I’m curious about two things:
- Why do I have to login twice, once after ‘Initializing remote run’ log, and then again after ‘Copying package’ log?
- I have set up my remotes in the guild/config.yml to have a timeout of 100 seconds for both the jump host and the second step connection. However, from the trace it seems that the guild/config.yml timeout is not properly read?
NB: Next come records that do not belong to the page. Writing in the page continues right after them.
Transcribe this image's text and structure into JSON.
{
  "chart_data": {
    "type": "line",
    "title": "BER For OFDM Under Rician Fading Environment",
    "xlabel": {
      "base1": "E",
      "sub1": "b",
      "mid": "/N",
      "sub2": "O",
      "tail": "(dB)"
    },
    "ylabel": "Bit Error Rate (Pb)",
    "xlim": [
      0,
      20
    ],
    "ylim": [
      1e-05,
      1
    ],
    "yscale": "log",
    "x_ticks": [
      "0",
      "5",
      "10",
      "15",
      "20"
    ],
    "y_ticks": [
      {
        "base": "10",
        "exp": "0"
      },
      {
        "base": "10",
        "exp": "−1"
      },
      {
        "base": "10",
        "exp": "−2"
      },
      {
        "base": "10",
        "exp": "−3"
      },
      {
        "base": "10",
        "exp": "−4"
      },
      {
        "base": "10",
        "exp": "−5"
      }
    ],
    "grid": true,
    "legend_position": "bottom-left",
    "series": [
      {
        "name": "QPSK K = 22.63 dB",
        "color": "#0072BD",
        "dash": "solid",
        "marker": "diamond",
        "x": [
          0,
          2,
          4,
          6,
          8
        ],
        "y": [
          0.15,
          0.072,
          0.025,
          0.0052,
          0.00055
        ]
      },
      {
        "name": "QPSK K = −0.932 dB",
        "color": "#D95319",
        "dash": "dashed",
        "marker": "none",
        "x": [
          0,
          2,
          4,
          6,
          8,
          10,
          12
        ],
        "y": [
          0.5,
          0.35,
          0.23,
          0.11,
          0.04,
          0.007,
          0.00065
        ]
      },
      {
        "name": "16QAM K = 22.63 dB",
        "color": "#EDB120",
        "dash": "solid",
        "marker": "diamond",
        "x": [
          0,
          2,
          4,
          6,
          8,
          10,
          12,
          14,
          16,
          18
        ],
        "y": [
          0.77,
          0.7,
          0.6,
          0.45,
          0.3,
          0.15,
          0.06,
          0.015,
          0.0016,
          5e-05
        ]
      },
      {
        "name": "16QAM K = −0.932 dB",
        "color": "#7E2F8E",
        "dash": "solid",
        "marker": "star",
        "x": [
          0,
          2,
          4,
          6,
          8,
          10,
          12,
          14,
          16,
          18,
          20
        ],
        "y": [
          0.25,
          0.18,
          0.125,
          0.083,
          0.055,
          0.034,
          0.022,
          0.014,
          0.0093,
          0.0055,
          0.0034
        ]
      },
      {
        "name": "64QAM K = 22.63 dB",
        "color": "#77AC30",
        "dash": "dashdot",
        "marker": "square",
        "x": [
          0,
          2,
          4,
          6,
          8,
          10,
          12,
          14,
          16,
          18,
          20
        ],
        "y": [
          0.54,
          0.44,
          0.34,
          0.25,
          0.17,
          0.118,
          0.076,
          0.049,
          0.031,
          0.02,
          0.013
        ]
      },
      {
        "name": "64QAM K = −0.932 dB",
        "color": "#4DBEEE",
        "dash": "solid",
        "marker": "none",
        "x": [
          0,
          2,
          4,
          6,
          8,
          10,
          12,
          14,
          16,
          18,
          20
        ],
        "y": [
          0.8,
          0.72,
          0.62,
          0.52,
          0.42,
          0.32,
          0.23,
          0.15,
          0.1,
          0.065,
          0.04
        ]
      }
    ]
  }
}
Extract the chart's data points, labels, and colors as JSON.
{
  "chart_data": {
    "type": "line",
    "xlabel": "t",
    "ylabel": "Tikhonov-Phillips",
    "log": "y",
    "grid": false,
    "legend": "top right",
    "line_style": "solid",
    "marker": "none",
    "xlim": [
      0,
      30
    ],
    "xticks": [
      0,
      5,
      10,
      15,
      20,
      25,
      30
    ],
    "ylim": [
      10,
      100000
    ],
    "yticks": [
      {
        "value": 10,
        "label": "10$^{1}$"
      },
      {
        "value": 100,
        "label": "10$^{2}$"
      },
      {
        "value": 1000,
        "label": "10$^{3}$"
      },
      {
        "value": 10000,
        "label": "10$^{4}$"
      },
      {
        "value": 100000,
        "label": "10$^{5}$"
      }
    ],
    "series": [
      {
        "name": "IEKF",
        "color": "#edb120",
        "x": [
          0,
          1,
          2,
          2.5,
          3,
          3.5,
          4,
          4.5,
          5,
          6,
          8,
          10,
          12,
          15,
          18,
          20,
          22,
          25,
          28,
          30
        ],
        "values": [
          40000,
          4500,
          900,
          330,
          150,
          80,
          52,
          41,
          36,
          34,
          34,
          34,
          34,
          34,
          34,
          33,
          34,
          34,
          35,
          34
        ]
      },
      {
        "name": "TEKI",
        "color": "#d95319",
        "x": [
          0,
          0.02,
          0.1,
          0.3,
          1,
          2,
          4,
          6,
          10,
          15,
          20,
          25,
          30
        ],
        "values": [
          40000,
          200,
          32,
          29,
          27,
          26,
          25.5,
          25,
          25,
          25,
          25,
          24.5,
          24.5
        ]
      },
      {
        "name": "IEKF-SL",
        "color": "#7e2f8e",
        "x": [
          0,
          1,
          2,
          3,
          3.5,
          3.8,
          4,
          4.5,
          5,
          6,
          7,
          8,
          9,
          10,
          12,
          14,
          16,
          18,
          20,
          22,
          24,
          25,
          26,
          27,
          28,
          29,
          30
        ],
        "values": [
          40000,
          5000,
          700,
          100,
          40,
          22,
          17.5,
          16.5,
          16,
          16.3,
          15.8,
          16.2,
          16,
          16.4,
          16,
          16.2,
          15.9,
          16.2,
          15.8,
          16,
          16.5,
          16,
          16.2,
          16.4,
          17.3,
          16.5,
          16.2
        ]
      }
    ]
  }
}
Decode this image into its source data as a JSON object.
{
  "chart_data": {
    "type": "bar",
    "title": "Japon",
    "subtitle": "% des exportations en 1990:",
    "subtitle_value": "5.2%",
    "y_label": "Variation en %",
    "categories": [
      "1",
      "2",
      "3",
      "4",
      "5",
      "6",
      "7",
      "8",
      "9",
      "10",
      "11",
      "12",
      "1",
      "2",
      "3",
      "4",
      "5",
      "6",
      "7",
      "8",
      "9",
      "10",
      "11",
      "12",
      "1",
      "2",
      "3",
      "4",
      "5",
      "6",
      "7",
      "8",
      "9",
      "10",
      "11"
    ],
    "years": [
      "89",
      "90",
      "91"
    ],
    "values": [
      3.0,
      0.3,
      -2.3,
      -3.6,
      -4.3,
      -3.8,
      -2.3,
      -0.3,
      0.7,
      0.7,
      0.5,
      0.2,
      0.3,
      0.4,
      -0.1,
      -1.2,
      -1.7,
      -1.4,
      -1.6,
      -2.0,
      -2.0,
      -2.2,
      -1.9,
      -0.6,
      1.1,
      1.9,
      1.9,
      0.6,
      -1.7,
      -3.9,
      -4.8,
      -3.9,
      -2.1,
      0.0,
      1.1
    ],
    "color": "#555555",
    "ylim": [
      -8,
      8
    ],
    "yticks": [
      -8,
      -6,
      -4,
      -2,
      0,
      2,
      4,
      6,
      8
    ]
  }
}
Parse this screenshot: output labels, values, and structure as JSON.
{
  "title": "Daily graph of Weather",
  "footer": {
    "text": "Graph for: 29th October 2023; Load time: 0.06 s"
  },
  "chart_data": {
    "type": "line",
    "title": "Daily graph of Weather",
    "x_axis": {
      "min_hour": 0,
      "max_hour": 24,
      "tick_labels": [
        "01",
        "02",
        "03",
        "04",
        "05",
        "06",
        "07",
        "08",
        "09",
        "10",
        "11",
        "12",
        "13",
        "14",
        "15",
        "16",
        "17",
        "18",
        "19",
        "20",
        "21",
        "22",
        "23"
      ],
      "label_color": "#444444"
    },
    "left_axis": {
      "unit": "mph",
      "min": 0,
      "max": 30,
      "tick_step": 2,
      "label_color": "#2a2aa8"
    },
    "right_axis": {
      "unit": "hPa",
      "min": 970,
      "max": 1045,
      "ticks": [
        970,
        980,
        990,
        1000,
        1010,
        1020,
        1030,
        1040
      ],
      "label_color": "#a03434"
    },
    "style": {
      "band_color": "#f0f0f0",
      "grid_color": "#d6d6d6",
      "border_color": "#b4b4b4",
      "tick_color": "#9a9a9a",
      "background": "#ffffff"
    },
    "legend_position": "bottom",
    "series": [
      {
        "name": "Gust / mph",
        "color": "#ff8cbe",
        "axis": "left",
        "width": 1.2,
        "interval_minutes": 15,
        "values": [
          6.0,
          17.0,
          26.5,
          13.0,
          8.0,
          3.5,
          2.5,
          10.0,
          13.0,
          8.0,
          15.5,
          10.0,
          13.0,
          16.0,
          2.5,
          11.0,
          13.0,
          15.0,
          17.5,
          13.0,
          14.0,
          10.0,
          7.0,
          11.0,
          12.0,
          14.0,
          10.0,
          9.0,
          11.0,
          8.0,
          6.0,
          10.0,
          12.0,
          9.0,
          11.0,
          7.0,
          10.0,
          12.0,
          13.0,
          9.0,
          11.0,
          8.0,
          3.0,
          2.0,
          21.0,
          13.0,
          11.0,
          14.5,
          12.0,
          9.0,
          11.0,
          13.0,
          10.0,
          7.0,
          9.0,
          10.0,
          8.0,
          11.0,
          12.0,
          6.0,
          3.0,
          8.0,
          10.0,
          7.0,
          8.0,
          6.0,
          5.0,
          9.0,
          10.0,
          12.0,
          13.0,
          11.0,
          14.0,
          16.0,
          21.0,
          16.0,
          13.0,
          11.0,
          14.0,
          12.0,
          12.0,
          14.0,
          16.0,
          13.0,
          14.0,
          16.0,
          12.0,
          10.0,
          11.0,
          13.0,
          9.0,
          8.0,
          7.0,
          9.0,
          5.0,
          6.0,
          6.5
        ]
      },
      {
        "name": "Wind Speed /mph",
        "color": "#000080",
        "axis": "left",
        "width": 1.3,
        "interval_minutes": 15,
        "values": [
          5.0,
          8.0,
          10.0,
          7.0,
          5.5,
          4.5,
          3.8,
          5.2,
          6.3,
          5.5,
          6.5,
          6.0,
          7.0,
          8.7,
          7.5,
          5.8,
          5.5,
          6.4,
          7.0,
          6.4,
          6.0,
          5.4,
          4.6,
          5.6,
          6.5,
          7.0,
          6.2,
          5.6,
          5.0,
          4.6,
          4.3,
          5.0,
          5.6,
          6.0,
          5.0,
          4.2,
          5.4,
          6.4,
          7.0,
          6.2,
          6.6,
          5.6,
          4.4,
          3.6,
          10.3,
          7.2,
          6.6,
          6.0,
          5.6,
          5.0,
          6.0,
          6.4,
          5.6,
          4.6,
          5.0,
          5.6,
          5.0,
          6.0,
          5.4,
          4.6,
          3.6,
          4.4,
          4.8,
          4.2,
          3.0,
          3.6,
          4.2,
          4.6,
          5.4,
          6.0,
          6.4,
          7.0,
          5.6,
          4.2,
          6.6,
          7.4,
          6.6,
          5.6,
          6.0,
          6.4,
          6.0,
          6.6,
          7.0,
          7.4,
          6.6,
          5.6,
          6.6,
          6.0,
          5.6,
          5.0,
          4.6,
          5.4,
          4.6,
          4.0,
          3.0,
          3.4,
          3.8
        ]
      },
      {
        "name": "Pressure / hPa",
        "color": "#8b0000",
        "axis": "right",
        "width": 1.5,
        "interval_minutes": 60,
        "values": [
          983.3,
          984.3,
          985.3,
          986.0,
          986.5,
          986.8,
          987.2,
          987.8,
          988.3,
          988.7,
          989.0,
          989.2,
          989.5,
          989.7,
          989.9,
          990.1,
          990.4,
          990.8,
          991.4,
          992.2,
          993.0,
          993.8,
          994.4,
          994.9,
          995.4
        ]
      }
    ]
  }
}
This is the guild/config.yml:
remotes:
[remote-name]:
type: ssh
host: [workstation]
proxy: ssh -oConnectTimeout=100 -W %h:%p [user]@[jump host]
connect-time: 100
user: [user]
conda-env: ~/anaconda3/envs/time-gop
init: source ~/anaconda3/etc/profile.d/conda.sh | guild -H ~/projects/protime-gop
the obvious reason would be that the connection times out, as per the error log. However, the config timeout value doesn’t seem to actually change the value invoked with the remote command.
Have I made a mistake while creating my guild/config.yml? Or it is a bug? Or maybe some other reason?